Microsoft Corp. filed suit in federal court Thursday against the Department of Justice and its head, Attorney General Loretta Lynch, over government data requests under the Electronic Communications Privacy Act (ECPA) of 1986. Microsoft is specifically challenging the government’s prohibition barring it from notifying customers about official requests for access to their private communications.
The company’s complaint makes clear that it regularly receives requests from the government for its customers’ private data stored on Microsoft’s remote servers. It states, “Between September 2014 and March 2016, Microsoft received 5,624 federal demands for customer information or data. Of those, nearly half—2,576—were accompanied by secrecy orders, forbidding Microsoft from telling the affected customers that the government was looking at their information.”

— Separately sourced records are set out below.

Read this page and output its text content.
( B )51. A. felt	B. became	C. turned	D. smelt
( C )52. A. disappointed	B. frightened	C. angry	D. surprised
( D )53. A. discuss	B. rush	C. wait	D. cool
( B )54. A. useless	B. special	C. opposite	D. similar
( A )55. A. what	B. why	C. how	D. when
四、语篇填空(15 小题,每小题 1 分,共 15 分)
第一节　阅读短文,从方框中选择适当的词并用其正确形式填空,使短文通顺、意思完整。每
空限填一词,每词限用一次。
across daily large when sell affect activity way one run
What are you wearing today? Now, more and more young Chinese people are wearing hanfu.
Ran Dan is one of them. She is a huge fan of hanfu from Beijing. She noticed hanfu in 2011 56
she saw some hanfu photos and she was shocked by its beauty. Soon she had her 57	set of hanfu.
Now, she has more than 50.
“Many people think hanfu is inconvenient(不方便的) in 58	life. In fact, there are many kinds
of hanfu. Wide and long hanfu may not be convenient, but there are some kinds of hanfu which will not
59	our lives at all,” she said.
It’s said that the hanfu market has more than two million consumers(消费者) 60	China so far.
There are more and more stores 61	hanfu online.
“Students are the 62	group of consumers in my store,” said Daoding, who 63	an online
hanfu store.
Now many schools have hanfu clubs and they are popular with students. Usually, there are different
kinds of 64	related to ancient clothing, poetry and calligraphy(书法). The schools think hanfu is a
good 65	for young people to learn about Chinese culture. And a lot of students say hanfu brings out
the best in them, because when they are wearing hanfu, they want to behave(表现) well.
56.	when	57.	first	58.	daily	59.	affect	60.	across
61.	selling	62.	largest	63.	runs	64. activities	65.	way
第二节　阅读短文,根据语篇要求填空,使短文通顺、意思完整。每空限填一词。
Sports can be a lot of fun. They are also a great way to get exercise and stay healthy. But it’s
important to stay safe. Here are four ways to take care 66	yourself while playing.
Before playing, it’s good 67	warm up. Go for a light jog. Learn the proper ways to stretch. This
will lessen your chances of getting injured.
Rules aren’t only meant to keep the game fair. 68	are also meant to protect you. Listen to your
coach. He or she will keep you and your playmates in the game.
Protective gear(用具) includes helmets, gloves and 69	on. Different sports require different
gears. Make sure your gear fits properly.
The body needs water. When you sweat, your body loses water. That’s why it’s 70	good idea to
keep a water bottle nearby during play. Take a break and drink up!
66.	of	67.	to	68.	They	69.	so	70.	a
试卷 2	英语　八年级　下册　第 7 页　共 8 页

Corporations and individuals increasingly store their data on remote servers operated by Microsoft and other technology companies, a practice known as cloud storage. US intelligence and police agencies look on the growth of the Internet “cloud” as an opportunity to further expand their already massive surveillance of people both at home and abroad.
Microsoft notes that documents stored physically—for example, in a desk drawer—or digitally on “local computers and on-premises servers” can be accessed only with a warrant and with notice.
The government is using cloud computing to bypass notification. Microsoft’s brief before the federal court in Seattle contends that this practice violates the US Constitution’s Fourth Amendment ban on “unreasonable searches and seizures” and its requirement that the government obtain a court warrant based on a showing of “probable cause.” The company argues that “the transition to the cloud does not alter the fundamental constitutional requirement that the government must—with few exceptions—give notice when it searches and seizes the private information or communications of individuals or businesses.”
The ECPA, signed into law by then-President Ronald Reagan, allows courts to issue what are essentially secret warrants to search data stored by electronic communication service providers. Under the ECPA, courts can issue these warrants with orders that the provider (in this case, Microsoft) not notify the targets of surveillance that they are being targeted, potentially indefinitely.
Microsoft’s suit follows on the heels of the legal battle between Apple Inc. and the Federal Bureau of Investigation, in which the FBI attempted to force Apple to unlock the iPhone of Syed Farook, one of the deceased perpetrators of the December 2015 San Bernardino terror attack. The FBI ended its legal case on March 28 after it claimed to have successfully hacked the phone.
Neither Microsoft nor Apple have any genuine interest in protecting democratic rights. They are concerned that customers will shun their services if they are compromised by the FBI or National Security Agency. Both companies have cooperated with the NSA in its PRISM program, revealed by whistleblower Edward Snowden in 2013. Microsoft, in particular, has been a close partner of the American surveillance state. It unlocked Outlook.com’s encryption for the NSA prior to its launch and helped the NSA triple the amount of intercepted Skype video calls within nine months of Skype’s purchase by Microsoft.
In a related development, reddit, the popular aggregator site, removed a so-called “warrant canary” from its transparency report in March. The “canary” was a paragraph that stated it had never received a classified request for data. Its removal means that the web site, the world’s 33rd most popular, has likely received a request for user information that it is not allowed to discuss publicly.
Reddit CEO Steve Huffman said, “I’ve been advised not to say anything one way or the other. Even with the canaries, we’re treading a fine line.”
Meanwhile, the 6th US Circuit Court of Appeals, based in Cincinnati, ruled on April 13 that the government does not need a warrant when requesting cell-site location information. This ruling, which affects Michigan, Ohio, Kentucky and Tennessee, allows the government to obtain approximate location data for cellphone users during the course of an investigation.
Investigators generally use this information to establish suspects’ locations after the fact, not in real time. However, this use of warrantless cellphone data-gathering requests parallels the use of Sting Ray devices, for which the FBI now supposedly obtains a warrant, and similar, cheaper devices for which police departments and the federal government do not obtain warrants.
The 6th Circuit Court ruling allows the government to seek only a court order, which requires the “reasonable grounds” standard, rather than a warrant, which requires a stricter “probable cause” showing. The ruling echoes decisions in the federal appeals courts for the 5th and 11th circuits, which together cover Texas, Louisiana, Mississippi, Alabama, Georgia and Florida. However, it contradicts laws and court rulings in New Jersey, Maine and Montana. These conflicting rulings can be resolved only through a Supreme Court decision.